"Couples should plan in advance what to do with their house in case they separate."
Around 40% of all marriages in Switzerland end in divorce. Shared residential property makes a separation even more complicated. In this interview, Martine Gabathuler, Head of the Mortgage Center for Region Suisse Romande at Credit Suisse, talks about the consequences of divorce on a mortgage and what happens to an owner-occupied home following a separation.
Ms. Gabathuler, couples who are buying a house together rarely think about the possibility that they might separate. Why should they nonetheless discuss the issue before they purchase real estate?
Martine Gabathuler:* Separation is always a highly emotional burden. It can be extremely difficult to make rational decisions at times like that. Ideally, couples should starting thinking well in advance about what to do with their home if they split up. That is because the financial consequences of a separation are far-reaching, and they can have a major impact on the individuals' future opportunities and plans. In many cases, the mortgage is granted on the basis of the income earned by both partners. If either of the two parties wishes to keep the property after the separation, the financing may become a challenge.
What effect does the form of ownership have on financing the mortgage following divorce?
In most cases, couples purchase real estate in the form of joint ownership, with each one owning 50%. There may also be completely different arrangements – for example, with one partner being the sole owner. However, the form of ownership has no direct effect on the financing of the mortgage. From the bank's perspective, both partners are jointly and severally liable for the full mortgage regardless of the form of ownership. That rule continues to apply even after a separation.
What happens to the existing mortgage in the event of separation?
There are mainly three different options. The first is to leave things as they are. Both ex-partners remain joint owners and joint debtors, even if only one party continues to live in the home. The second option is for the mortgage to be transferred to one party. If one of the two ex-partners is able to afford the mortgage interest alone, he or she can take over the entire loan. That will require a new credit decision by the bank, just like the process of taking out a new mortgage. The decision will be made on the basis of a technical interest rate of 5%. If the decision is positive, nothing will stand in the way of transferring the mortgage. In that scenario, one party assumes complete ownership of the property and pays off the other party.
And the third option?
The third option is that neither of the two ex-partners can afford to finance the property alone, making a sale of the home unavoidable. That means terminating the mortgage early. However, that can get expensive because it generally involves a punitive fee known as an early repayment penalty, which can be up to several tens of thousands of Swiss francs.
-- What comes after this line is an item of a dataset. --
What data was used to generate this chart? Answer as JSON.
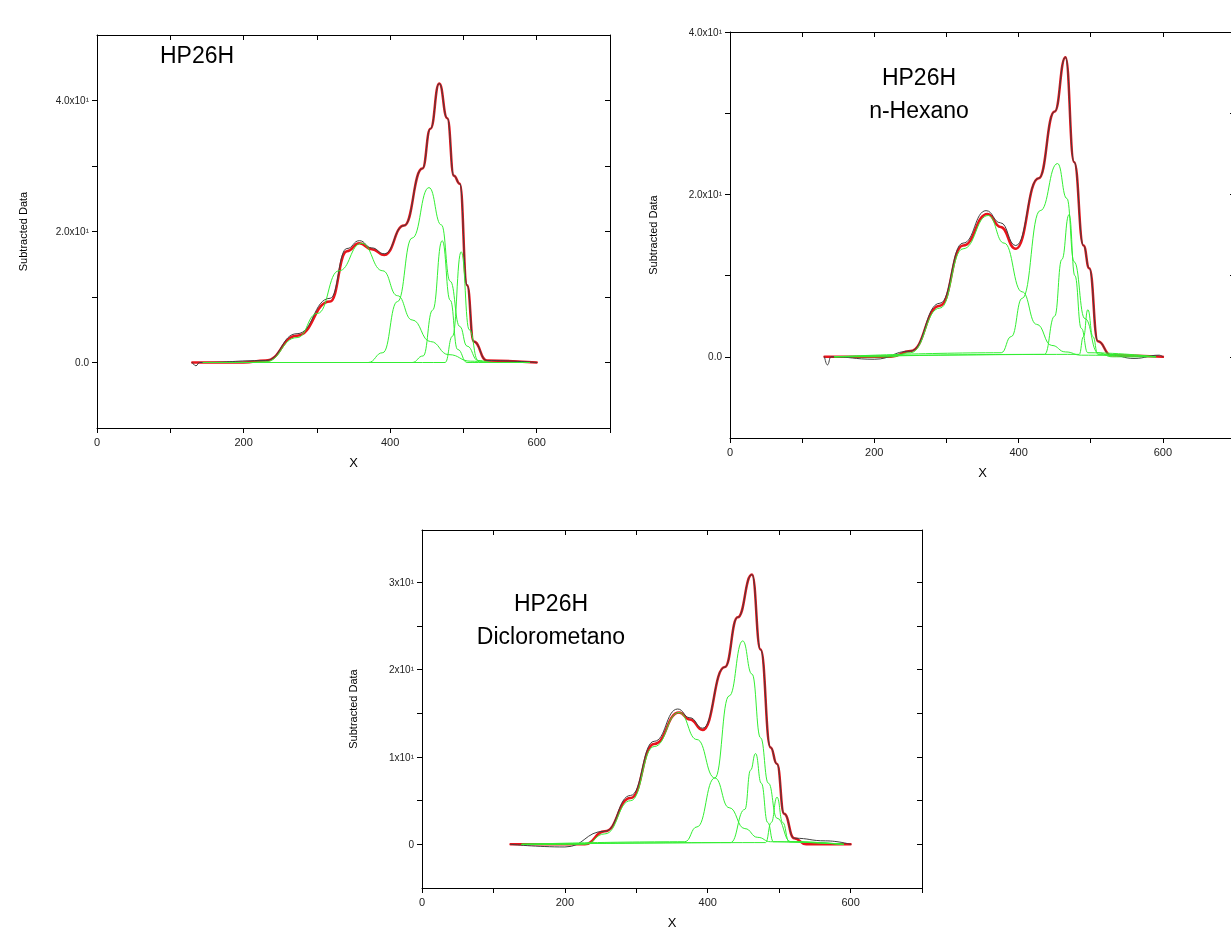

Early termination of a mortgage can cost several tens of thousands of Swiss francs.
Martine Gabathuler, Head of the Credit Suisse Mortgage Center for Region Suisse Romande
What does the amount of the early repayment penalty for a mortgage depend on?
It is calculated on the basis of the remaining term of the mortgage. The more time left until the end of the term, the higher the penalty. Long-term loans offering interest rate advantages therefore also come with bigger risks in the event of a separation. n.
Are there ways to avoid selling the home, even if neither ex-partner cannot afford the financing alone?
If leaving things as they are is not an option, there certainly are alternatives to selling. The mortgage debt can be reduced through an extraordinary repayment, for example by receiving an advancement on an inheritance or a loan from one's parents. That might enable one of the two parties to finance the mortgage themselves. Bringing in a new joint debtor can also be an option for securing the financing, provided the bank agrees.
If all else fails, the only remaining option is to sell the property and divide up the proceeds proportionally. In this case, individuals need to keep in mind that advance withdrawals from pension funds used to buy a home have to be paid back when the house is sold. This also applies when one party assumes the share owned by the ex-partner. The best possible solution for all parties involved therefore depends on many factors and is always dependent upon the individual circumstances. That is why homeowners should definitely consult an expert in that situation.
In conclusion, what are your three most important tips for homebuyers to avoid unpleasant surprises in the event of separation?
As a rule, couples should think early about what to do with their real estate if they separate, and discuss their plans with their lender. That is because the lender will have to agree to any changes in the contract. What often happens is that homeowners come to an arrangement on their own, but their bank does not accept it because financing is no longer secured. Moreover, we also recommend splitting the mortgage into tranches with different terms instead of locking in the entire loan for a lengthy period. That allows couples to retain financial flexibility and reduces the penalty they will have to pay if they terminate the mortgage before the end of its term.
My second tip for them is to put important points in writing and review them regularly. This includes, for example, how much equity was provided by each of them at the time of purchase as well as the payments made during the period of joint ownership. Everything should be stipulated in writing, especially for unmarried couples. Otherwise, things can get complicated in the event of separation. Last but not least, couples should contact their bank as soon as possible if there are signs of an impending separation. That way, they can discuss the various options and make the best decisions under these difficult circumstances.